Saturday 22 September 2007

Jaeger und Sammler

I am of the gatherer kind. It happens to me naturally. Even as a kid some things, especially scissors, paper and sticky tape used to always end up in my room.

- ‘Nutshell, have you seen xyz?’
- ‘Of course not…’
- ‘Please have a look anyway…’
- ‘Mmmmh… ok… ‘

You could be sure it was somewhere in my room, even though I had no idea how it had got there. I have never acquired and kept a lasting collecting phase, bar for the time in 1991 Petz joined the Timbreclub, and I found I could channel my grandfather’s affection a little better by taking up this hobby. I soon found out though that I was not at all suited for the precision it requires, and, puberty intervened, too, called for or not. I had a fad for seashells for a while, but they gathered dust. I remember owning a lot of cacti at one moment too, and quite a large family of guinea pigs (never resort to gather anything that reproduces!). At one point I bred snails, and frogs, like most kids I suppose, and I am not sure if animals count in this kind of categorisation. As a teenager, I also liked to make obscure shrines of holiday crushes and crashes, in an attempt to preserve memories like marmalade that has long gone off.
Generally, though, I am much too practical as far as normative room decoration is concerned to be an avid ‘collector’. I have seen (true stories!) displays of thousands of perfume samples, beer cartons, porcelain plates, eggcups, moths, and, shockingly, duel pistols.
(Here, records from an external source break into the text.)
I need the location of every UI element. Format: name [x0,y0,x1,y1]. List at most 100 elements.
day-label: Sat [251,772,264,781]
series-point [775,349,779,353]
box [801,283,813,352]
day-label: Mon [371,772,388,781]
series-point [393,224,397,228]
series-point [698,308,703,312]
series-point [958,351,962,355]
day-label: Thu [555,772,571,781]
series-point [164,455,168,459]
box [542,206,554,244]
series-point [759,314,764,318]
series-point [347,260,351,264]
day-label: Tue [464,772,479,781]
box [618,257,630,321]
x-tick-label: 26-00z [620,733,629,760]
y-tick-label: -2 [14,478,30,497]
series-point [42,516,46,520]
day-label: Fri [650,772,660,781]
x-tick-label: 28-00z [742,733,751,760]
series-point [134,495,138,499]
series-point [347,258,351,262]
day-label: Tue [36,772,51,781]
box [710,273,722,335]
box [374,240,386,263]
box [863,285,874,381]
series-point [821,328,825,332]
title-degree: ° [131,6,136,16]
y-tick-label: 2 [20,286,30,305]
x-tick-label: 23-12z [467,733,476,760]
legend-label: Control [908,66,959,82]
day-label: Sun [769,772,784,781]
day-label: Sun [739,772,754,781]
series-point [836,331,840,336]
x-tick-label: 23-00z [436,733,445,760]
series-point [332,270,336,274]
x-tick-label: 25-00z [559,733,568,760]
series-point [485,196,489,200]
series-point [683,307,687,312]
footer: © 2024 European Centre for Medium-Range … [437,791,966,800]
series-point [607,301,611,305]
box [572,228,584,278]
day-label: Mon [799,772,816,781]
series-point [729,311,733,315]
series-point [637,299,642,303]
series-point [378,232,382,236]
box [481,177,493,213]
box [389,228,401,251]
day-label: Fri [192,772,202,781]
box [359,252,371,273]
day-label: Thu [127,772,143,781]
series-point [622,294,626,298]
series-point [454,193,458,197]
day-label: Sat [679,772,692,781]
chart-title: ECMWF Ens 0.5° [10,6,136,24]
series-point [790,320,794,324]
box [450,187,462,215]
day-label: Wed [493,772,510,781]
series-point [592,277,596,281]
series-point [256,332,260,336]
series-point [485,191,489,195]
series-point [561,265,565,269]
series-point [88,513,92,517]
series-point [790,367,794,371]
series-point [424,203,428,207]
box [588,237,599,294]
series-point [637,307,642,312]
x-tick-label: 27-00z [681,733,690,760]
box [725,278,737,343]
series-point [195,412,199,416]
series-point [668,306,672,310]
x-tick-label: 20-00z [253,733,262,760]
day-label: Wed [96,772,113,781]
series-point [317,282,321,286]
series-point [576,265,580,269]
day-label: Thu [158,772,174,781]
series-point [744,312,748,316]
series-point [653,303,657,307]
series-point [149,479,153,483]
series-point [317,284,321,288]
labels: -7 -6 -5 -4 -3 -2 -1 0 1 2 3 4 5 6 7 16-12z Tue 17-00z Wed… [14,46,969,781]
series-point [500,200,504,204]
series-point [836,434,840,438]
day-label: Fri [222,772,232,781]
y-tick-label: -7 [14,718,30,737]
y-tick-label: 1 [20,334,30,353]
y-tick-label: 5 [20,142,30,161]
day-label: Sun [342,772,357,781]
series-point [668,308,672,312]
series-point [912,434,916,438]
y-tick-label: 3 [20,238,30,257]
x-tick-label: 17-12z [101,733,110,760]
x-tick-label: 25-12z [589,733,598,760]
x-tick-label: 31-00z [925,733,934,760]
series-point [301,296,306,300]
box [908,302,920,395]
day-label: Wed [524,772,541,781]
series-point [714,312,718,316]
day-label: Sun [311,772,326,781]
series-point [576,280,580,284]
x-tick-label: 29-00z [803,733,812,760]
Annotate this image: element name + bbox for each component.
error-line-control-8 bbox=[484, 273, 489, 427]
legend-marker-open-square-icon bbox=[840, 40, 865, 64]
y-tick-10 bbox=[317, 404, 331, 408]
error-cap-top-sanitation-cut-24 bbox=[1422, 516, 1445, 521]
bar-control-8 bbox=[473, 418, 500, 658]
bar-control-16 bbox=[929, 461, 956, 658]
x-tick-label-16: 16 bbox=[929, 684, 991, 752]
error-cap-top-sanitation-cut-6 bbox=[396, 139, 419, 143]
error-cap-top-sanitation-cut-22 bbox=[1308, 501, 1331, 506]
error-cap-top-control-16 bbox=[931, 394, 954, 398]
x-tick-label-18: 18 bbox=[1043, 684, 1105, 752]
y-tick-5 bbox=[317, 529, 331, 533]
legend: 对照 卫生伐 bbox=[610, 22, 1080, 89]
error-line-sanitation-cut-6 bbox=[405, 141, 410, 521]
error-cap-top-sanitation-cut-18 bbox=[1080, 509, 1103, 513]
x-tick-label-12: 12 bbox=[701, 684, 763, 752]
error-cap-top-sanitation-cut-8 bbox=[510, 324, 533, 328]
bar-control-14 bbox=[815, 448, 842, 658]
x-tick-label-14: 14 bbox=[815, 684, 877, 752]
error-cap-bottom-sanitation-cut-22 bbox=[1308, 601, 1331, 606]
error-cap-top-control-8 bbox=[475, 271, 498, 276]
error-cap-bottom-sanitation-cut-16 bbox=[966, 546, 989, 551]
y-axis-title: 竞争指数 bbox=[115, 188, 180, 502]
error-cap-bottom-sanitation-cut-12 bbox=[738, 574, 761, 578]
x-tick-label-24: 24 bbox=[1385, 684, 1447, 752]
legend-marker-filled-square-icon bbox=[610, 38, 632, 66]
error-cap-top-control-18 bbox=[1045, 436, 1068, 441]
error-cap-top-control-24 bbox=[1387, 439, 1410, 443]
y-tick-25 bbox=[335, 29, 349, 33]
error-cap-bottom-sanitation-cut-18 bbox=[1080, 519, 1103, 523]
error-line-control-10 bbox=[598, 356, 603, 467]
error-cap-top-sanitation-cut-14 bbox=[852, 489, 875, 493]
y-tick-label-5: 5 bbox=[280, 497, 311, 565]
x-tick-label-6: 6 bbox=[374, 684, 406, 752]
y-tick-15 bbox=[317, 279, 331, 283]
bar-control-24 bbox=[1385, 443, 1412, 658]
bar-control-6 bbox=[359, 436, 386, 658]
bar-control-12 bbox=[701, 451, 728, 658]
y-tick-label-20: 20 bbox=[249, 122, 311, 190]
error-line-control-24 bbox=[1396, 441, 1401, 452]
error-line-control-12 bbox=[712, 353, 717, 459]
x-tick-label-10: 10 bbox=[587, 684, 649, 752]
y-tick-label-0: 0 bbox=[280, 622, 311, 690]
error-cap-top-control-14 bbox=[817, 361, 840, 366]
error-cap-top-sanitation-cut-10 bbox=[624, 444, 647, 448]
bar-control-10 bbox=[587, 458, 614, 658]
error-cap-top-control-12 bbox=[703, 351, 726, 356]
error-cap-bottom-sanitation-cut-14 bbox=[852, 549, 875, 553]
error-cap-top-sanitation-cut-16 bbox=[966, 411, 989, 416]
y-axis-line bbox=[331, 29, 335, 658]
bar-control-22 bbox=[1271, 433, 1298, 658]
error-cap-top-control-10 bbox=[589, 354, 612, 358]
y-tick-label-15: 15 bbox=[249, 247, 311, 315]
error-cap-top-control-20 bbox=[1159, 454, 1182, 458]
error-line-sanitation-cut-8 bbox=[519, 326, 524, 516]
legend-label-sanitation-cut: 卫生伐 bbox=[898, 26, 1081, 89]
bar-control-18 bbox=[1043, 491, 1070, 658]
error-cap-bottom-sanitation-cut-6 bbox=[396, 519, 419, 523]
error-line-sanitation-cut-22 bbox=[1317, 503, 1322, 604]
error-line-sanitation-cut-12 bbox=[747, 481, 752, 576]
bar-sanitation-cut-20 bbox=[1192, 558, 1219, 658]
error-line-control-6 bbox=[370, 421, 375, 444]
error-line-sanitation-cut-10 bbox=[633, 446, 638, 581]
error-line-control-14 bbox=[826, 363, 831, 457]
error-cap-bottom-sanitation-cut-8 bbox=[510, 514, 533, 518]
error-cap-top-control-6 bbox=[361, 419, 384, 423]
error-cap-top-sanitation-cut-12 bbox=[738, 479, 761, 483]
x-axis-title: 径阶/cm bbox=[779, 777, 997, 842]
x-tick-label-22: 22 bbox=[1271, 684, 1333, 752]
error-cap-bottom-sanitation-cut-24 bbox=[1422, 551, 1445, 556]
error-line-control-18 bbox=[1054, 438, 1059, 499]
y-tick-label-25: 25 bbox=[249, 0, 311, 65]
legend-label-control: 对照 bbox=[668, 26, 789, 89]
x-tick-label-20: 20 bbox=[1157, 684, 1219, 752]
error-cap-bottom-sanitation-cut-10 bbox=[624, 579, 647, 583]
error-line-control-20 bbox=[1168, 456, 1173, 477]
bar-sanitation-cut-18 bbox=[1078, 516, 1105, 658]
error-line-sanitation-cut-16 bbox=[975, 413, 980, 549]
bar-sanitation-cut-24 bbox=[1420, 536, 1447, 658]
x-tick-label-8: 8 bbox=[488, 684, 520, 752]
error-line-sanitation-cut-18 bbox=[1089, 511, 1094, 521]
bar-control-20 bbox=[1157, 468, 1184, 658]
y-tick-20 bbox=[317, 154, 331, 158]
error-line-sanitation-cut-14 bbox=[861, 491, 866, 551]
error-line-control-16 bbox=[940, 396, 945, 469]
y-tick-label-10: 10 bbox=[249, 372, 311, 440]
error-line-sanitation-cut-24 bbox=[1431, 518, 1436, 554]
To me the effect is nauseating, because there is too much in too little space. I like the idea of collecting things from the past, antique books and drawing, or furniture that can be used (Danielito drew my attention to this – like so many other areas of experience I had not given it a single thought in my life before someone put my nose into it).
One difference between the gatherer and the collector lies in whether one likes to display things or archive them. I like to have dossiers of stuff I can take out sometimes and look at, change, and hide away again. I like unique things if they have a function around me other than gathering dust. I like books, whether old and beautiful or cheap and good-to-read, it is as easy as that. JosÈe wrote this magnificent story about someone who is addicted to laughs. It is somewhat a comparable case, and I think it has to do with pleasure, not easily explained in words, and usually something academics and other middle-class people frown at.
At the moment, I gather people’s stories, not taking them away from them, but listening to, remembering and inscribing their memories, being interested in their experiences, and having my experience entangling with theirs for a moment. What a fine job I have.

1 comment:

Aaron Manton said...

I throw things out left and right, if you need me to come help you clean. I doubt I can fit into your head, though.